Cybercom could split from NSA and become its own command

By Loree Lewis   
Published
The U.S. Army’s ‘Cyber Center of Excellence’, Fort Gordon in Augusta, Georgia, hosted a multi-service ‘NetWar’ to show, and build, cyber Warrior capabilities Tuesday, June 10, 2014. (Georgia Army National Guard photo by Staff Sgt. Tracy J. Smith)

Secretary of Defense Ash Carter told the SASC Thursday that the war against the Islamic State of Iraq and Syria (ISIS) is "the first major combat operation of Cybercom."
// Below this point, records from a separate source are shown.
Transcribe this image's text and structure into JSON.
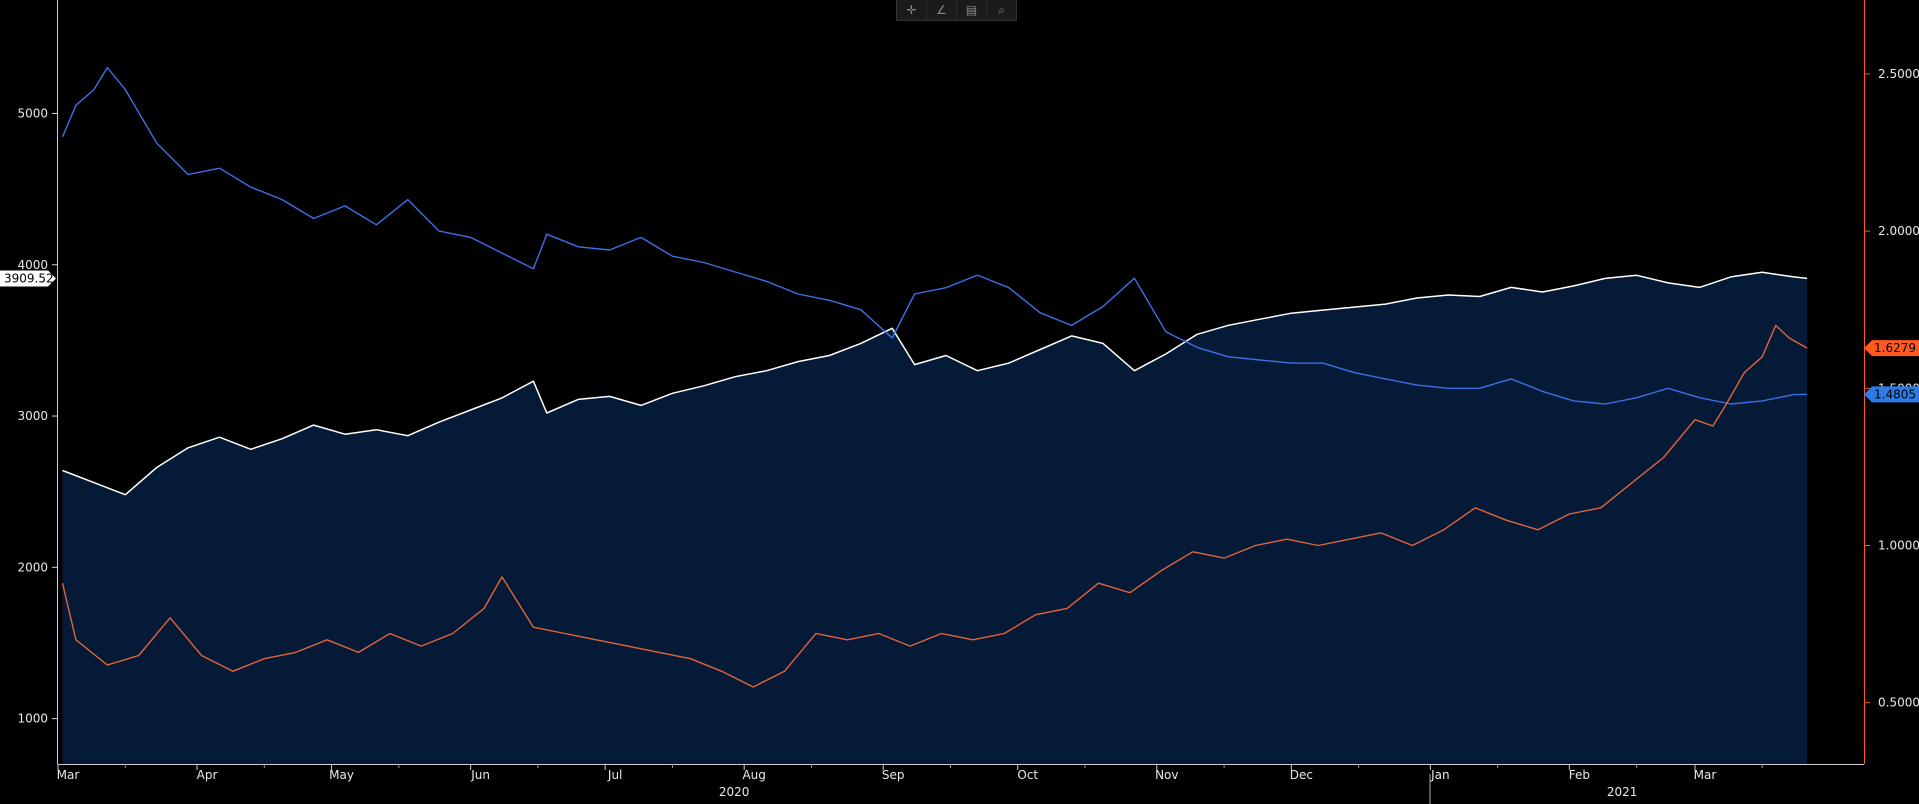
{
  "toolbar": {
    "items": [
      {
        "name": "crosshair-icon",
        "glyph": "✛"
      },
      {
        "name": "draw-line-icon",
        "glyph": "∠"
      },
      {
        "name": "table-icon",
        "glyph": "▤"
      },
      {
        "name": "zoom-icon",
        "glyph": "⌕"
      }
    ]
  },
  "chart_data": {
    "type": "line",
    "grid": false,
    "background": "#000000",
    "fill_color": "#041a36",
    "left_axis": {
      "ticks": [
        1000,
        2000,
        3000,
        4000,
        5000
      ],
      "range": [
        700,
        5750
      ]
    },
    "right_axis": {
      "ticks": [
        "0.5000",
        "1.0000",
        "1.5000",
        "2.0000",
        "2.5000"
      ],
      "range": [
        0.305,
        2.735
      ],
      "color": "#ff5a1f"
    },
    "x_months": [
      "Mar",
      "Apr",
      "May",
      "Jun",
      "Jul",
      "Aug",
      "Sep",
      "Oct",
      "Nov",
      "Dec",
      "Jan",
      "Feb",
      "Mar"
    ],
    "x_years": [
      "2020",
      "2021"
    ],
    "series": [
      {
        "key": "white",
        "axis": "left",
        "color": "#ffffff",
        "filled": true,
        "last_label": "3909.52",
        "points": [
          [
            "2020-03-02",
            2640
          ],
          [
            "2020-03-09",
            2560
          ],
          [
            "2020-03-16",
            2480
          ],
          [
            "2020-03-23",
            2660
          ],
          [
            "2020-03-30",
            2790
          ],
          [
            "2020-04-06",
            2860
          ],
          [
            "2020-04-13",
            2780
          ],
          [
            "2020-04-20",
            2850
          ],
          [
            "2020-04-27",
            2940
          ],
          [
            "2020-05-04",
            2880
          ],
          [
            "2020-05-11",
            2910
          ],
          [
            "2020-05-18",
            2870
          ],
          [
            "2020-05-25",
            2960
          ],
          [
            "2020-06-01",
            3040
          ],
          [
            "2020-06-08",
            3120
          ],
          [
            "2020-06-15",
            3230
          ],
          [
            "2020-06-18",
            3020
          ],
          [
            "2020-06-25",
            3110
          ],
          [
            "2020-07-02",
            3130
          ],
          [
            "2020-07-09",
            3070
          ],
          [
            "2020-07-16",
            3150
          ],
          [
            "2020-07-23",
            3200
          ],
          [
            "2020-07-30",
            3260
          ],
          [
            "2020-08-06",
            3300
          ],
          [
            "2020-08-13",
            3360
          ],
          [
            "2020-08-20",
            3400
          ],
          [
            "2020-08-27",
            3480
          ],
          [
            "2020-09-03",
            3580
          ],
          [
            "2020-09-08",
            3340
          ],
          [
            "2020-09-15",
            3400
          ],
          [
            "2020-09-22",
            3300
          ],
          [
            "2020-09-29",
            3350
          ],
          [
            "2020-10-06",
            3440
          ],
          [
            "2020-10-13",
            3530
          ],
          [
            "2020-10-20",
            3480
          ],
          [
            "2020-10-27",
            3300
          ],
          [
            "2020-11-03",
            3410
          ],
          [
            "2020-11-10",
            3540
          ],
          [
            "2020-11-17",
            3600
          ],
          [
            "2020-11-24",
            3640
          ],
          [
            "2020-12-01",
            3680
          ],
          [
            "2020-12-08",
            3700
          ],
          [
            "2020-12-15",
            3720
          ],
          [
            "2020-12-22",
            3740
          ],
          [
            "2020-12-29",
            3780
          ],
          [
            "2021-01-05",
            3800
          ],
          [
            "2021-01-12",
            3790
          ],
          [
            "2021-01-19",
            3850
          ],
          [
            "2021-01-26",
            3820
          ],
          [
            "2021-02-02",
            3860
          ],
          [
            "2021-02-09",
            3910
          ],
          [
            "2021-02-16",
            3930
          ],
          [
            "2021-02-23",
            3880
          ],
          [
            "2021-03-02",
            3850
          ],
          [
            "2021-03-09",
            3920
          ],
          [
            "2021-03-16",
            3950
          ],
          [
            "2021-03-23",
            3920
          ],
          [
            "2021-03-26",
            3909.52
          ]
        ]
      },
      {
        "key": "blue",
        "axis": "right",
        "color": "#3d6fe6",
        "filled": false,
        "last_label": "1.4805",
        "points": [
          [
            "2020-03-02",
            2.3
          ],
          [
            "2020-03-05",
            2.4
          ],
          [
            "2020-03-09",
            2.45
          ],
          [
            "2020-03-12",
            2.52
          ],
          [
            "2020-03-16",
            2.45
          ],
          [
            "2020-03-23",
            2.28
          ],
          [
            "2020-03-30",
            2.18
          ],
          [
            "2020-04-06",
            2.2
          ],
          [
            "2020-04-13",
            2.14
          ],
          [
            "2020-04-20",
            2.1
          ],
          [
            "2020-04-27",
            2.04
          ],
          [
            "2020-05-04",
            2.08
          ],
          [
            "2020-05-11",
            2.02
          ],
          [
            "2020-05-18",
            2.1
          ],
          [
            "2020-05-25",
            2.0
          ],
          [
            "2020-06-01",
            1.98
          ],
          [
            "2020-06-08",
            1.93
          ],
          [
            "2020-06-15",
            1.88
          ],
          [
            "2020-06-18",
            1.99
          ],
          [
            "2020-06-25",
            1.95
          ],
          [
            "2020-07-02",
            1.94
          ],
          [
            "2020-07-09",
            1.98
          ],
          [
            "2020-07-16",
            1.92
          ],
          [
            "2020-07-23",
            1.9
          ],
          [
            "2020-07-30",
            1.87
          ],
          [
            "2020-08-06",
            1.84
          ],
          [
            "2020-08-13",
            1.8
          ],
          [
            "2020-08-20",
            1.78
          ],
          [
            "2020-08-27",
            1.75
          ],
          [
            "2020-09-03",
            1.66
          ],
          [
            "2020-09-08",
            1.8
          ],
          [
            "2020-09-15",
            1.82
          ],
          [
            "2020-09-22",
            1.86
          ],
          [
            "2020-09-29",
            1.82
          ],
          [
            "2020-10-06",
            1.74
          ],
          [
            "2020-10-13",
            1.7
          ],
          [
            "2020-10-20",
            1.76
          ],
          [
            "2020-10-27",
            1.85
          ],
          [
            "2020-11-03",
            1.68
          ],
          [
            "2020-11-10",
            1.63
          ],
          [
            "2020-11-17",
            1.6
          ],
          [
            "2020-11-24",
            1.59
          ],
          [
            "2020-12-01",
            1.58
          ],
          [
            "2020-12-08",
            1.58
          ],
          [
            "2020-12-15",
            1.55
          ],
          [
            "2020-12-22",
            1.53
          ],
          [
            "2020-12-29",
            1.51
          ],
          [
            "2021-01-05",
            1.5
          ],
          [
            "2021-01-12",
            1.5
          ],
          [
            "2021-01-19",
            1.53
          ],
          [
            "2021-01-26",
            1.49
          ],
          [
            "2021-02-02",
            1.46
          ],
          [
            "2021-02-09",
            1.45
          ],
          [
            "2021-02-16",
            1.47
          ],
          [
            "2021-02-23",
            1.5
          ],
          [
            "2021-03-02",
            1.47
          ],
          [
            "2021-03-09",
            1.45
          ],
          [
            "2021-03-16",
            1.46
          ],
          [
            "2021-03-23",
            1.48
          ],
          [
            "2021-03-26",
            1.4805
          ]
        ]
      },
      {
        "key": "orange",
        "axis": "right",
        "color": "#e4633c",
        "filled": false,
        "last_label": "1.6279",
        "points": [
          [
            "2020-03-02",
            0.88
          ],
          [
            "2020-03-05",
            0.7
          ],
          [
            "2020-03-12",
            0.62
          ],
          [
            "2020-03-19",
            0.65
          ],
          [
            "2020-03-26",
            0.77
          ],
          [
            "2020-04-02",
            0.65
          ],
          [
            "2020-04-09",
            0.6
          ],
          [
            "2020-04-16",
            0.64
          ],
          [
            "2020-04-23",
            0.66
          ],
          [
            "2020-04-30",
            0.7
          ],
          [
            "2020-05-07",
            0.66
          ],
          [
            "2020-05-14",
            0.72
          ],
          [
            "2020-05-21",
            0.68
          ],
          [
            "2020-05-28",
            0.72
          ],
          [
            "2020-06-04",
            0.8
          ],
          [
            "2020-06-08",
            0.9
          ],
          [
            "2020-06-15",
            0.74
          ],
          [
            "2020-06-22",
            0.72
          ],
          [
            "2020-06-29",
            0.7
          ],
          [
            "2020-07-06",
            0.68
          ],
          [
            "2020-07-13",
            0.66
          ],
          [
            "2020-07-20",
            0.64
          ],
          [
            "2020-07-27",
            0.6
          ],
          [
            "2020-08-03",
            0.55
          ],
          [
            "2020-08-10",
            0.6
          ],
          [
            "2020-08-17",
            0.72
          ],
          [
            "2020-08-24",
            0.7
          ],
          [
            "2020-08-31",
            0.72
          ],
          [
            "2020-09-07",
            0.68
          ],
          [
            "2020-09-14",
            0.72
          ],
          [
            "2020-09-21",
            0.7
          ],
          [
            "2020-09-28",
            0.72
          ],
          [
            "2020-10-05",
            0.78
          ],
          [
            "2020-10-12",
            0.8
          ],
          [
            "2020-10-19",
            0.88
          ],
          [
            "2020-10-26",
            0.85
          ],
          [
            "2020-11-02",
            0.92
          ],
          [
            "2020-11-09",
            0.98
          ],
          [
            "2020-11-16",
            0.96
          ],
          [
            "2020-11-23",
            1.0
          ],
          [
            "2020-11-30",
            1.02
          ],
          [
            "2020-12-07",
            1.0
          ],
          [
            "2020-12-14",
            1.02
          ],
          [
            "2020-12-21",
            1.04
          ],
          [
            "2020-12-28",
            1.0
          ],
          [
            "2021-01-04",
            1.05
          ],
          [
            "2021-01-11",
            1.12
          ],
          [
            "2021-01-18",
            1.08
          ],
          [
            "2021-01-25",
            1.05
          ],
          [
            "2021-02-01",
            1.1
          ],
          [
            "2021-02-08",
            1.12
          ],
          [
            "2021-02-15",
            1.2
          ],
          [
            "2021-02-22",
            1.28
          ],
          [
            "2021-03-01",
            1.4
          ],
          [
            "2021-03-05",
            1.38
          ],
          [
            "2021-03-08",
            1.45
          ],
          [
            "2021-03-12",
            1.55
          ],
          [
            "2021-03-16",
            1.6
          ],
          [
            "2021-03-19",
            1.7
          ],
          [
            "2021-03-22",
            1.66
          ],
          [
            "2021-03-26",
            1.6279
          ]
        ]
      }
    ]
  }
}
Washington (Talk Media News) – The 2017 defense policy bill passed through the House Armed Services Committee Thursday with language that would boost the U.S. Cyber Command (Cybercom) into its own fully unified military command and launch a review of whether the office should be separated from the National Security Agency (NSA).

Cybercom is a subordinate to U.S. Strategic Command and under the same leadership of the NSA. The head of both Cybercom and the NSA, Navy Adm. Michael Rogers, told the Senate Armed Services Committee (SASC) earlier this month that Cybercom should be its own command as cyber warfare is playing an only expanding role in international conflicts.

Secretary of Defense Ash Carter told the Command Thursday that the war against the Islamic State of Iraq and Syria (ISIS) is “the first major combat operation of Cybercom.”

“The objectives there are to interrupt ISIL command and control, interrupt its ability to move money around, interrupt its ability to tyrannize and control population[s], interrupt its ability to recruit externally. All of that it does in a cyber enabled way,” Carter said, using the Arabic acronym for ISIS.

The U.S. military recently acknowledged that it has been conducting offensive cyber operations against ISIS, a terrorist organization known for its technological competence.

Formed in 2010, Cybercom is slightly over half-staffed and is on track to be fully operational by 2018, Rogers said. When fully staffed, the operation will have 6,200 troops spread over 133 offensive and defensive cyber teams.

The 2017 National Defense Authorization Act (NDAA), the defense policy bill that authorizes the defense budget, passed through the Committee with a 60-2 vote and will go to the House floor for approval.